好きな詩人は何人かいますが、その一人に茨木のり子さんがいます。
この「おんなのことば」という詩集は詞華集(アンソロジー)として童話屋さんから出版されたものです。
茨木さんといえば「自分の感受性くらい」という詩が有名で、これはわたしも好きな詩です。
丸まった背中がピンと伸びるような、人生に俯きかけた時に読みたくなる大切な詩で、この詞華集では一番最初に載っています。
他にも「自分の感受性くらい」と対のように最後に置かれた「汲(く)むーY・Yにー」という詩の深さは歳を重ねてこそ、しみじみとわかるものかもしれません。
私事ですが、元々、本を読むことが好きだったわたしが自分で“詩を書く”ようになったのは、それでも随分と遅かったように思います。
皮肉なもので人間は(わたしは?)幸せな時よりも悲しい時、苦しい時の方が心が敏感になって、内に秘めた感情が発露するようです。

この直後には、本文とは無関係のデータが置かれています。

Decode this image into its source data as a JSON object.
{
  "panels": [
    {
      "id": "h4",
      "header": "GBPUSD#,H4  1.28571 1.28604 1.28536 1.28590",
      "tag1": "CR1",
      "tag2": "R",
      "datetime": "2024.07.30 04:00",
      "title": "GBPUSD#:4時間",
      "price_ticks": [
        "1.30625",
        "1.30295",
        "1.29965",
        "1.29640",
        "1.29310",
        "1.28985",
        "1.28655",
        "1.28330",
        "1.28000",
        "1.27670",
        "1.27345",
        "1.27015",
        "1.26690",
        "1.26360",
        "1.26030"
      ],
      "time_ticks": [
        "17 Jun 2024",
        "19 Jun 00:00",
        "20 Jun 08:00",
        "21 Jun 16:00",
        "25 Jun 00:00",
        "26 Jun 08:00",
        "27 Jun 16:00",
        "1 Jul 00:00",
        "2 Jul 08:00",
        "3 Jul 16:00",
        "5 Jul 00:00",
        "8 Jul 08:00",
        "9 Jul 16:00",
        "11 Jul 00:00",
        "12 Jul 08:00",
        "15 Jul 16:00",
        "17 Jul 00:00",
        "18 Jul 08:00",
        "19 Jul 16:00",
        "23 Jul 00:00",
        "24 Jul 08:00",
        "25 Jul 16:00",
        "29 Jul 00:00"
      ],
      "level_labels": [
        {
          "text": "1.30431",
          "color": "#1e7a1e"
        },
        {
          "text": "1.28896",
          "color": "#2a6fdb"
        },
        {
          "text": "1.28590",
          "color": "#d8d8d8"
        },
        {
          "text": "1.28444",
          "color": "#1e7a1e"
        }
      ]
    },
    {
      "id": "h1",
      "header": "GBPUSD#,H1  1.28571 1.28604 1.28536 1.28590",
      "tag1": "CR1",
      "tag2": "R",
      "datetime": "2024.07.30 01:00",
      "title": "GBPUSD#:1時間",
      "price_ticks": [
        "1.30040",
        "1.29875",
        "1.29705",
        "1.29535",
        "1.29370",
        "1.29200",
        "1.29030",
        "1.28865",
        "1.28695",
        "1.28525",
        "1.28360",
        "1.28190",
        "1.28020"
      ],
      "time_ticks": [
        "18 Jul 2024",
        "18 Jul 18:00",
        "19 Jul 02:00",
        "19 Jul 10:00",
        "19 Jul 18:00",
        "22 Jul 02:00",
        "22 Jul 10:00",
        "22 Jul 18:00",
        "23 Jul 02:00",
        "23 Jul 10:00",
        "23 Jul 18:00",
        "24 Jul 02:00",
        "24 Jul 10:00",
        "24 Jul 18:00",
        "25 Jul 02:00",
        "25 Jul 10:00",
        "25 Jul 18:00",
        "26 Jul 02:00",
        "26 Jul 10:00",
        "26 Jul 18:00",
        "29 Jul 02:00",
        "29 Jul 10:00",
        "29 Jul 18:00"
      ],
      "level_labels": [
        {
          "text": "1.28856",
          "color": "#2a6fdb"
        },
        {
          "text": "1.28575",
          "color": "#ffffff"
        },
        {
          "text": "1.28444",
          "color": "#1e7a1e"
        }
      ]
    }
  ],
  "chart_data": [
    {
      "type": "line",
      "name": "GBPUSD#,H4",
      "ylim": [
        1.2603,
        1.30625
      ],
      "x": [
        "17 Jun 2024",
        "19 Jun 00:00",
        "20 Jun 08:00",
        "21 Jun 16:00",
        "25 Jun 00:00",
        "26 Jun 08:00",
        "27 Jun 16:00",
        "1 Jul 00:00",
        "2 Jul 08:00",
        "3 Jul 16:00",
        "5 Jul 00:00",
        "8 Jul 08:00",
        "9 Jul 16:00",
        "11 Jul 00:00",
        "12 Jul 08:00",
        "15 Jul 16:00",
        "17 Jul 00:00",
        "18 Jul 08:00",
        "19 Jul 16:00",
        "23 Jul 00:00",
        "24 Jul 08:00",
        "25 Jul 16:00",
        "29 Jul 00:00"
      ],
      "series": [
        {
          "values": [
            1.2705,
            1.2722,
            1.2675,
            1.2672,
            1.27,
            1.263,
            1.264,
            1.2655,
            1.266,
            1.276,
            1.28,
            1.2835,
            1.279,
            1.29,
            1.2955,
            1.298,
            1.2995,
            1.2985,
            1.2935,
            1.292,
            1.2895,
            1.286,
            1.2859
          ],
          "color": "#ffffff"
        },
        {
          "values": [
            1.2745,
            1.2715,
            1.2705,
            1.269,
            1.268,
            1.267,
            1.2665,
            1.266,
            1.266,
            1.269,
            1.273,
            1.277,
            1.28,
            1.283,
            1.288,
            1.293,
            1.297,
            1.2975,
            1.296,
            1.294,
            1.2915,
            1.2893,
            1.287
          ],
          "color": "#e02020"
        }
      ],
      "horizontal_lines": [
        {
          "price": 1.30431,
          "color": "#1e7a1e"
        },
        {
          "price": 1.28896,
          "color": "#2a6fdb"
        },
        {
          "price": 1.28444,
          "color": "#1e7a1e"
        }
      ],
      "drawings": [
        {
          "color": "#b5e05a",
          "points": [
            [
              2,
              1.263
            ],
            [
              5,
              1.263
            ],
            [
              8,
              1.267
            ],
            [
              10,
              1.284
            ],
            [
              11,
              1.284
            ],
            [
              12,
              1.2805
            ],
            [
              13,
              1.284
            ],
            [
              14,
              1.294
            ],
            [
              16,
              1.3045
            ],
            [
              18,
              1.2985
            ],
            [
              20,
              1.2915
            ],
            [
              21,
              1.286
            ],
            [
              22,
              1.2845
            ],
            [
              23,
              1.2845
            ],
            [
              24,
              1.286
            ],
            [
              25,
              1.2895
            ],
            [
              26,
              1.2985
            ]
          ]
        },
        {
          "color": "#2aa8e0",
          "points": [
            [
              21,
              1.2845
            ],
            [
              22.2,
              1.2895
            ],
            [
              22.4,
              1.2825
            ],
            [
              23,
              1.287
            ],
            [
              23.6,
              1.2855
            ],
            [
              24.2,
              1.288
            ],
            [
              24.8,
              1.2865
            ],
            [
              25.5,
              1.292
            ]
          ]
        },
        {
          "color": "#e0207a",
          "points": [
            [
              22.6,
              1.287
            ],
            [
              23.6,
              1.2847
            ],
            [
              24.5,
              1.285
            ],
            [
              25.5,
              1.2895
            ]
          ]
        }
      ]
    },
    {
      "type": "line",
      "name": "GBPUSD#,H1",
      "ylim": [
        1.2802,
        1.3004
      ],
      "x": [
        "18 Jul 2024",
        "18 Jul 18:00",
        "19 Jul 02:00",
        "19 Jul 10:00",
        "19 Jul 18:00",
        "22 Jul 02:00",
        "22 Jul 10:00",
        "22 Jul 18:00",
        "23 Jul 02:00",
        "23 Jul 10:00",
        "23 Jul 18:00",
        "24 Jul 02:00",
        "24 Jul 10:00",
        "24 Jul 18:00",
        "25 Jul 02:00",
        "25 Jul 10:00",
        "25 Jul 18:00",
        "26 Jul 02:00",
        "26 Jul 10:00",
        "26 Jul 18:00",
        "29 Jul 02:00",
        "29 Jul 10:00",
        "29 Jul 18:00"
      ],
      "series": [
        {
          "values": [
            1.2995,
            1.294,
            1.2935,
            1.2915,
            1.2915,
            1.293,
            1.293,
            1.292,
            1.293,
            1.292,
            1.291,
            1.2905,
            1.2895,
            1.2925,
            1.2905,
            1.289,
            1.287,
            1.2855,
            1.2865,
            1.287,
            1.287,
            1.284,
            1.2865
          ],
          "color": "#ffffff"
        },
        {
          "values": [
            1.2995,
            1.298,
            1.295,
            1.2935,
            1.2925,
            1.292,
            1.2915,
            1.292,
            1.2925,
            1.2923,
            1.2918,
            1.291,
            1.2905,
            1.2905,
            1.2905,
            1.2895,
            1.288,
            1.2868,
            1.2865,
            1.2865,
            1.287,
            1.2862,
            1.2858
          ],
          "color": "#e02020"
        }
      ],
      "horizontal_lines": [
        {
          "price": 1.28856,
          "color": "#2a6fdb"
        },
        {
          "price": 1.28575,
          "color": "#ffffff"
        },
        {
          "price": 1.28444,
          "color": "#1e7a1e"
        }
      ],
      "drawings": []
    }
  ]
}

辛い時ほど、人は自分自身と嫌でも向き合わずにはいられないからでしょうか。
この「おんなのことば」という詩集は友人から贈られたもので、大切に何度も読み返しているのですが、今回「この失敗にもかかわらず」から引用させていただきました。
失敗にもかかわらず、生きてゆかなくてはならない「私」
なぜかは知らず、そう、答えはないままに、それでも。
凛とした後ろ姿が、みえるような詩です。
茨木さんの詩に惹かれるのは、厳しさの中の温もり、生きることへの慈しみの視線を感じるからかもしれません。